Systematic Analysis of Intron Size and Abundance Parameters in Diverse Lineages.
Wu JiaYan,Xiao JingFa,Wang LingPing,Zhong Jun,Yin HongYan,Wu ShuangXiu,Zhang,Yu Jun
DOI: https://doi.org/10.1007/s11427-013-4540-y
2013-01-01
Abstract:All eukaryotic genomes have genes with introns in variable sizes. As far as spliceosomal introns are concerned, there are at least three basic parameters to stratify introns across diverse eukaryotic taxa: size, number, and sequence context. The number parameter is highly variable in lower eukaryotes, especially among protozoan and fungal species, which ranges from less than 4% to 78% of the genes. Over greater evolutionary time scales, the number parameter undoubtedly increases as observed in higher plants and higher vertebrates, reaching greater than 12.5 exons per gene in average among mammalian genomes. The size parameter is more complex, where multiple modes appear at work. Aside from intronless genes, there are three other types of intron-containing genes: half-sized, minimal, and size-expandable introns. The half-sized introns have only been found in a limited number of genomes among protozoan and fungal lineages and the other two types are prevalent in all animal and plant genomes. Among the size-expandable introns, the sizes of plant introns are expansion-limited in that the large introns exceeding 1000 bp are fewer in numbers and transposon-free as compared to the large introns among animals, where the larger introns are filled with transposable elements and appear expansion-flexible, reaching several kilobasepairs (kbp) and even thousands of kbp in size.

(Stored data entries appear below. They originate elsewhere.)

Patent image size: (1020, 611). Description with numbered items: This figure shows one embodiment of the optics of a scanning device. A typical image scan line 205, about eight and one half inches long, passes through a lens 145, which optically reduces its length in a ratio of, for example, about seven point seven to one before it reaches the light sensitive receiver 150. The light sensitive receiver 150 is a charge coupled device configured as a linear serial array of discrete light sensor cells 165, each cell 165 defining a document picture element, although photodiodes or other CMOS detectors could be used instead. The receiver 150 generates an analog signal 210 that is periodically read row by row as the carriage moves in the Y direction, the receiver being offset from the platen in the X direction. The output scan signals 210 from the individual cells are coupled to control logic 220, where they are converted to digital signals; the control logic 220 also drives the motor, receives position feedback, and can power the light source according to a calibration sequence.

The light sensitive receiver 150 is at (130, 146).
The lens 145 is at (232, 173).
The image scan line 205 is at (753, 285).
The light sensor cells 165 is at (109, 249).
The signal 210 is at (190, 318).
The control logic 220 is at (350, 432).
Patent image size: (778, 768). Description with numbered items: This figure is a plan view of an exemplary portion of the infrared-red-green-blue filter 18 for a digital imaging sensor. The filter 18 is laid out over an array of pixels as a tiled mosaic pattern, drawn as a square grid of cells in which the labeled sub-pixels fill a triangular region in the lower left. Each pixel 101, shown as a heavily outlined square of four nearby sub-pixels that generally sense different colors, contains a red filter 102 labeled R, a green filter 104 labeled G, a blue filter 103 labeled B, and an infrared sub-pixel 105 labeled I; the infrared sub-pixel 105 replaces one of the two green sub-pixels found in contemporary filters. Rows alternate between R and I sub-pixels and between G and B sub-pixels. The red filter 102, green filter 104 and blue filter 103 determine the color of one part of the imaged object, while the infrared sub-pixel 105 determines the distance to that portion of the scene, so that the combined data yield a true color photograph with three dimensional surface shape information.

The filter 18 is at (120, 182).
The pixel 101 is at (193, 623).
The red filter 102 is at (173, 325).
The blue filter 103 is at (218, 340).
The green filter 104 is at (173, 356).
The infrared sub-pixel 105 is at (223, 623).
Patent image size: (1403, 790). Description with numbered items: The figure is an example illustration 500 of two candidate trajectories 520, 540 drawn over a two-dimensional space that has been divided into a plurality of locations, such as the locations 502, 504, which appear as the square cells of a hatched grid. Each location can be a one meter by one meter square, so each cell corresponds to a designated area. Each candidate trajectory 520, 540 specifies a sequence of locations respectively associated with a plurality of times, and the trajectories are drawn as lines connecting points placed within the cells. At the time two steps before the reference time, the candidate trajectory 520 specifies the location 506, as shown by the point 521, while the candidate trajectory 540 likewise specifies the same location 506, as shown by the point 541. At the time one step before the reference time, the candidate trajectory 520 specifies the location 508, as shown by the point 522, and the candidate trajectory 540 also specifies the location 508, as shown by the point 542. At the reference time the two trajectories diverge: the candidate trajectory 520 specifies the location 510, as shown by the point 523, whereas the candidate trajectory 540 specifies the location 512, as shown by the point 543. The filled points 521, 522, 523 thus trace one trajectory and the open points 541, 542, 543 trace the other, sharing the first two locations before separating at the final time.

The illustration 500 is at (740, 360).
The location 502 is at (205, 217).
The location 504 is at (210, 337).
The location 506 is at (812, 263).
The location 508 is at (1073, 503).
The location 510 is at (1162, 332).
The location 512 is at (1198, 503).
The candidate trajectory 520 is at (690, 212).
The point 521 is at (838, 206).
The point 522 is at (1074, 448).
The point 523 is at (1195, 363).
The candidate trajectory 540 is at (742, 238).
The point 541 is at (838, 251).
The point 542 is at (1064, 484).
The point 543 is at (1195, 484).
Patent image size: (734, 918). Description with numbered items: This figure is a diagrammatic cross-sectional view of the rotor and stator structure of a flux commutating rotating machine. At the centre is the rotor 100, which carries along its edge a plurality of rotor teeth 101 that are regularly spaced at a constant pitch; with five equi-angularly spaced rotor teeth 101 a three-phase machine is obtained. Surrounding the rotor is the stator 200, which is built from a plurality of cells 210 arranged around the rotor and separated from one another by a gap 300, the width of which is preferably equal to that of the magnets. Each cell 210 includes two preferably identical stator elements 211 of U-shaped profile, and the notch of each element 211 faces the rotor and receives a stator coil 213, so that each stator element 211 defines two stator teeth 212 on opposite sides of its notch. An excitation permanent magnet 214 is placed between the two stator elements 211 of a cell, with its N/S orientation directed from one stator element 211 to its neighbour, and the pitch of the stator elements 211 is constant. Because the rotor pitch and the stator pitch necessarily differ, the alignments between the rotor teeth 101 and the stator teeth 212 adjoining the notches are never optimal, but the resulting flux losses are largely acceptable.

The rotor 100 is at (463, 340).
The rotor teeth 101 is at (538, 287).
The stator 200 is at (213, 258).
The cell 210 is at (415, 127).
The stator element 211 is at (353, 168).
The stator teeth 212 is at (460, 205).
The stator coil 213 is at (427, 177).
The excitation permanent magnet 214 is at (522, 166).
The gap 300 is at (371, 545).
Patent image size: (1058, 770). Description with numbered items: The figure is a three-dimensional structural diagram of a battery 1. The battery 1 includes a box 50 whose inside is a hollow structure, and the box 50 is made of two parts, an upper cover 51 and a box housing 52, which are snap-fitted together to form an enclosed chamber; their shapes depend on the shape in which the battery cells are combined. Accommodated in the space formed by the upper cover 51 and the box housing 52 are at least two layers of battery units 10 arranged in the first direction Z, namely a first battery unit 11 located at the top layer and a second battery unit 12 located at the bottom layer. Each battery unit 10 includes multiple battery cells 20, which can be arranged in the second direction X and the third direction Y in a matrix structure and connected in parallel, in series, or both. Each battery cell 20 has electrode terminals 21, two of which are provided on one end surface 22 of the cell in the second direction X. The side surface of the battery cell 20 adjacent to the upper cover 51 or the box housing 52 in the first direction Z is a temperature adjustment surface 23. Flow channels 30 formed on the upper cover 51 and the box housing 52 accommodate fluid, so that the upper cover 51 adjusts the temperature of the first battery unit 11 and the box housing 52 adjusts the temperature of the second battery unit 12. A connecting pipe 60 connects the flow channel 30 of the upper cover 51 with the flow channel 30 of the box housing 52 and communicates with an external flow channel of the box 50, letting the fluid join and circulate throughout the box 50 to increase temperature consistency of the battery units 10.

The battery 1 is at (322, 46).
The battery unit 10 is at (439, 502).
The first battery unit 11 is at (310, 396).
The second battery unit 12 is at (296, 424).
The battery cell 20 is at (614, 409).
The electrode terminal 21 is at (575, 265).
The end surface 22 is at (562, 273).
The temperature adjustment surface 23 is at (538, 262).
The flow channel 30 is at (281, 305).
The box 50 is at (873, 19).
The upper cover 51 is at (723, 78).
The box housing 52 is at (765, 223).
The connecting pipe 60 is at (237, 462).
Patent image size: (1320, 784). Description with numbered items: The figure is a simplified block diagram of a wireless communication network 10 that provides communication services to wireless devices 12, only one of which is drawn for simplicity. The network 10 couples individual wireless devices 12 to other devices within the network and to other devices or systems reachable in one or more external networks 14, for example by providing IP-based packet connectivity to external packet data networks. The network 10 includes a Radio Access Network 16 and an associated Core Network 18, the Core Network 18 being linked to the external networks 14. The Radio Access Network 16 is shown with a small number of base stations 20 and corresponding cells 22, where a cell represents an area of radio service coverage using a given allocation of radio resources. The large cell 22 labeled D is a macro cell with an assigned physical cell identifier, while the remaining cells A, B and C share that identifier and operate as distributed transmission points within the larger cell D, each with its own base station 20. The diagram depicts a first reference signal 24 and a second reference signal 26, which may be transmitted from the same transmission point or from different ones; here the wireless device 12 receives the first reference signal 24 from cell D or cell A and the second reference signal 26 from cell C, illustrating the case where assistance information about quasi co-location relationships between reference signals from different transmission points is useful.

Most of the intron parameters can be studied as signatures of the specific splicing machineries of different eukaryotic lineages and are highly relevant to the regulation of gene expression and functionality. In particular, the transcription-splicing-export coupling of eukaryotic intron dispensing leads to a working hypothesis that all intron parameters are evolved to be efficient and function-related in processing and routing the spliced transcripts.